Both projects are within budget, according to city officials. However, some critics, including at least one member of the city council, are questioning these claims and are favoring the formation of a special review committee.
According to Woodland Park’s Parks and Recreation Director, Cindy Keating, the major components of the park should all be done by the end of this month. The park was originally expected to be completed by the end of June, but construction was delayed by an early winter and a wet spring. Some of the things that are still being finished include the striping of the basketball courts and parking lot, the playground, the restrooms, and the landscaping. Winter weather could delay the installation of the last of the sod.
Although the Memorial Park project has now run five months longer than expected, Keating says it is still within the projected budget. The $2.9 million rebuild of the park is being paid for in part with a $350,000 grant from Great Outdoors Colorado (GOCO) and a $40,000 Fishing Is Fun grant from Colorado Parks and Wildlife. “It’s surely an exciting time for Woodland Park and the folks that live in Teller County and the surrounding areas. We’re going to have a lot of great things to offer,” said Keating.
However, it is still uncertain when the park will be open for business. The city needs to negotiate with the construction contractor to decide upon an opening date. Right now the park is still officially a construction site and covered by the contractor’s insurance. Insurance coverage needs to be transferred back to the city before the public can enjoy the new amenities. If the city determines it is safe, all or part of the park could be open by the end of November. If not, it may be spring before the public is allowed in.

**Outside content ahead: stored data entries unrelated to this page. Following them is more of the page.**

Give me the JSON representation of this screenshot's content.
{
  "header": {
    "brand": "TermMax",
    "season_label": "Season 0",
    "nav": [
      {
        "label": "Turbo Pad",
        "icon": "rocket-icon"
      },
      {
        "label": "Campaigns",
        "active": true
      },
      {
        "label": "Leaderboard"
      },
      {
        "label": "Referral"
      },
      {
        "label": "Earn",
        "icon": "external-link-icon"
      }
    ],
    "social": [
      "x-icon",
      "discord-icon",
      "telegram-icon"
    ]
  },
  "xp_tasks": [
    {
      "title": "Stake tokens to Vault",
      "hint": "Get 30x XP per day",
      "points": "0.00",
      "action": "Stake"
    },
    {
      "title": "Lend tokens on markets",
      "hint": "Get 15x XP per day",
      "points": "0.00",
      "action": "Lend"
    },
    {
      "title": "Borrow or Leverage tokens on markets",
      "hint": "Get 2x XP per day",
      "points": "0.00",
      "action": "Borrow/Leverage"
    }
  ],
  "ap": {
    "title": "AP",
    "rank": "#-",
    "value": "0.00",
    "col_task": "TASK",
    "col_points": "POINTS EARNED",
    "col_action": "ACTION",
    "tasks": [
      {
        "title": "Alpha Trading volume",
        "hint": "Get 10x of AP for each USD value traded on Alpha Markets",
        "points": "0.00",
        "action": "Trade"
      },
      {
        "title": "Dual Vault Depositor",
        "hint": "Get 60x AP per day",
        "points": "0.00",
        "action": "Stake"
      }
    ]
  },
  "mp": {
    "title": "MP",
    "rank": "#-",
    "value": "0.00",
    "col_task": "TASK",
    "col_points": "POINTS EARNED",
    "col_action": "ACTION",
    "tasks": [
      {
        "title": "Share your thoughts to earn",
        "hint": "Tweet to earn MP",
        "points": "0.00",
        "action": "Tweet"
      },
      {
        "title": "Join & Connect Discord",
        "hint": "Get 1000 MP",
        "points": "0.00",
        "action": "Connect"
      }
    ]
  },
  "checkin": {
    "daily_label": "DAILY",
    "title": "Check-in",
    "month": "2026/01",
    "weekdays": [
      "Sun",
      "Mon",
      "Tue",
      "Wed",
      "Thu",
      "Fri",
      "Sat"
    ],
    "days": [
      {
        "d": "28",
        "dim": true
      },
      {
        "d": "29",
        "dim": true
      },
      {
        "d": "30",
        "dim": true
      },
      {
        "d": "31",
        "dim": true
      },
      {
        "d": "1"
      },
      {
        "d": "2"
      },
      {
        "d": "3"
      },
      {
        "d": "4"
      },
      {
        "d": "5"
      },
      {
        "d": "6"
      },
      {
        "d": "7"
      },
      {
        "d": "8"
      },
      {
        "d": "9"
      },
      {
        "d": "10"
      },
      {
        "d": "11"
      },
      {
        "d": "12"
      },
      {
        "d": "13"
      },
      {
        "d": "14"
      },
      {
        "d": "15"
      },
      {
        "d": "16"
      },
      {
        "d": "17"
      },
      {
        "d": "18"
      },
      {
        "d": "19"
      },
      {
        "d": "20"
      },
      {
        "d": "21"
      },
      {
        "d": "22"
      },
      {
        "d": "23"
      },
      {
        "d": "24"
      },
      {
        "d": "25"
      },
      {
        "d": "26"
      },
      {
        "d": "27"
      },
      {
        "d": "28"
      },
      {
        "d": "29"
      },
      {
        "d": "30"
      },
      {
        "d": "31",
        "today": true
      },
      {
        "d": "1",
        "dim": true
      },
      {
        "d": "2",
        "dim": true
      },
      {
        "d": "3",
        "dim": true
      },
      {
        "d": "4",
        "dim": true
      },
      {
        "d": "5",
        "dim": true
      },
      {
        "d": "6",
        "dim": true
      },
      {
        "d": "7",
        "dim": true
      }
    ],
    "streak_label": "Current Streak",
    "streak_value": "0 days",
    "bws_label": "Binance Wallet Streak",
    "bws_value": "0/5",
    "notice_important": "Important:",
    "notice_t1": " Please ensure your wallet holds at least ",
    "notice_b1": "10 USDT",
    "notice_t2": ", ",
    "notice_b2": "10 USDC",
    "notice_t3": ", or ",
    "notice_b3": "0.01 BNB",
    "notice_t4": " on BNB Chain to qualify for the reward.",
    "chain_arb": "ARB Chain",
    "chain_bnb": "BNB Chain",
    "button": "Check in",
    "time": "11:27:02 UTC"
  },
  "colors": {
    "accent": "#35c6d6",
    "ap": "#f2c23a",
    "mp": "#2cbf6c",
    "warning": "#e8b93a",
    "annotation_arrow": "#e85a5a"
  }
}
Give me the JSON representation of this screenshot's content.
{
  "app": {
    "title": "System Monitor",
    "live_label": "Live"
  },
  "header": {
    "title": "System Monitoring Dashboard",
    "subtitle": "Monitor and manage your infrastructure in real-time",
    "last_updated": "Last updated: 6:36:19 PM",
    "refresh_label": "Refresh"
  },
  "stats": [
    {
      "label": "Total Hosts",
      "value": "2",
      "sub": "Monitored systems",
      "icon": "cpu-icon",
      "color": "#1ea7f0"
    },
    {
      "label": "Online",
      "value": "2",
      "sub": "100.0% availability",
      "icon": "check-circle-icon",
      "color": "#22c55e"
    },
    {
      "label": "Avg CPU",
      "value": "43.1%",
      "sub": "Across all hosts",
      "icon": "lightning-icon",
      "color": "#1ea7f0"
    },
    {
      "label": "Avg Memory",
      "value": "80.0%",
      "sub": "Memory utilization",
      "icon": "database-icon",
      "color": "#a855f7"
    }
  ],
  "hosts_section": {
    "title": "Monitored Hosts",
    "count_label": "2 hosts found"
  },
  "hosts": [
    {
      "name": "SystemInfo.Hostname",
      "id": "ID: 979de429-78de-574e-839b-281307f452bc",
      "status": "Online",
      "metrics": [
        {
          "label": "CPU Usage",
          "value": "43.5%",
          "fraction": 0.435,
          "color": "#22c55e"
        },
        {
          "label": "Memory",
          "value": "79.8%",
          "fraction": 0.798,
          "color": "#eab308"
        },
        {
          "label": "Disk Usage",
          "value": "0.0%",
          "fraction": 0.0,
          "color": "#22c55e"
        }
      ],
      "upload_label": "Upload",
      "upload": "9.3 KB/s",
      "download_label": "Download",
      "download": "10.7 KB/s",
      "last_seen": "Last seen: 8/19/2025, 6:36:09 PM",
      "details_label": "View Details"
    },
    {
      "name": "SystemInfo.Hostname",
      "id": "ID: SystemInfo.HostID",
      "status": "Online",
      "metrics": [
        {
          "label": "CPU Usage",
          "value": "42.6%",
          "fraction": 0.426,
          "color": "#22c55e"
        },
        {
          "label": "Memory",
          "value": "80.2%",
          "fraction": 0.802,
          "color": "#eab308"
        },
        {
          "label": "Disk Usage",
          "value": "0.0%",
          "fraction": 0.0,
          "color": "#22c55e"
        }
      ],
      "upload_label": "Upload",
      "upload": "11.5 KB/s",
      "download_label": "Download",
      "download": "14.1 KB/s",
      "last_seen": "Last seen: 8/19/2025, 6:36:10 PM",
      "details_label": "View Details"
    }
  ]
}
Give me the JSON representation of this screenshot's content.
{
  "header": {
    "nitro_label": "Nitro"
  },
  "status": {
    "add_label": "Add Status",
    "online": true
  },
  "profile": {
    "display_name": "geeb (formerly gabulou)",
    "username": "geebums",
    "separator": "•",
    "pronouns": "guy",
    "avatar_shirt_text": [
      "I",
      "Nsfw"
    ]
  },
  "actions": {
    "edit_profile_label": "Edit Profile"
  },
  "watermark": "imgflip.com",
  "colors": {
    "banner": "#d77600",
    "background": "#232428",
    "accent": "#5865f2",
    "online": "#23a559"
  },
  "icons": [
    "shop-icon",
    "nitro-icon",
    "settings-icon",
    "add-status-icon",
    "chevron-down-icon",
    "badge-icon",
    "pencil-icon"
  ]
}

The new and improved Memorial Park will have a bigger pond with a fishing pier. The pond will be kept stocked with fish by Colorado Parks & Wildlife. There are also a large pavilion and gazebo, a new basketball court, bigger lawns, a band stand, and more picnic tables. The park will be totally handicapped accessible, and includes paved walkways and lighting for evening strolls. New sidewalk borders the park on the east side.
In the meantime, the new Aquatic Center in front of Woodland Park High School is progressing on schedule. Keating says the opening date is still expected to be October 2017. All of the underground work on things like the plumbing and the foundation is completed, and the masonry walls are starting to rise. The concrete for the competitive swimming pool has been poured.
The Aquatic Center is projected to cost $10.1 million, which was approved for a bond by voters in November 2015. The pool is expected to be completed within its budget even though the cost of construction went up during the time between when the planning was done and when construction started. The city is now reaching out to local philanthropists to raise funds for additional amenities. Donations can be made through the Woodland Park Aquatic Board website at www.woodlandaquaticproject.org, or at the Parks and Recreation office
Still, overall costs for this project are raising concerns by some elected leaders, with projections that the pool facility could reach the $12 million level (see related story). At last week’s council meeting, Councilman Val Carr requested that a peer review committee be established to further review costs for the aquatic center. City Manager David Buttery didn’t believe such a committee is necessary, and maintained that the facility is a long-term project, and not something intended to last until tomorrow. He attributed the extra costs to infrastructure expenses.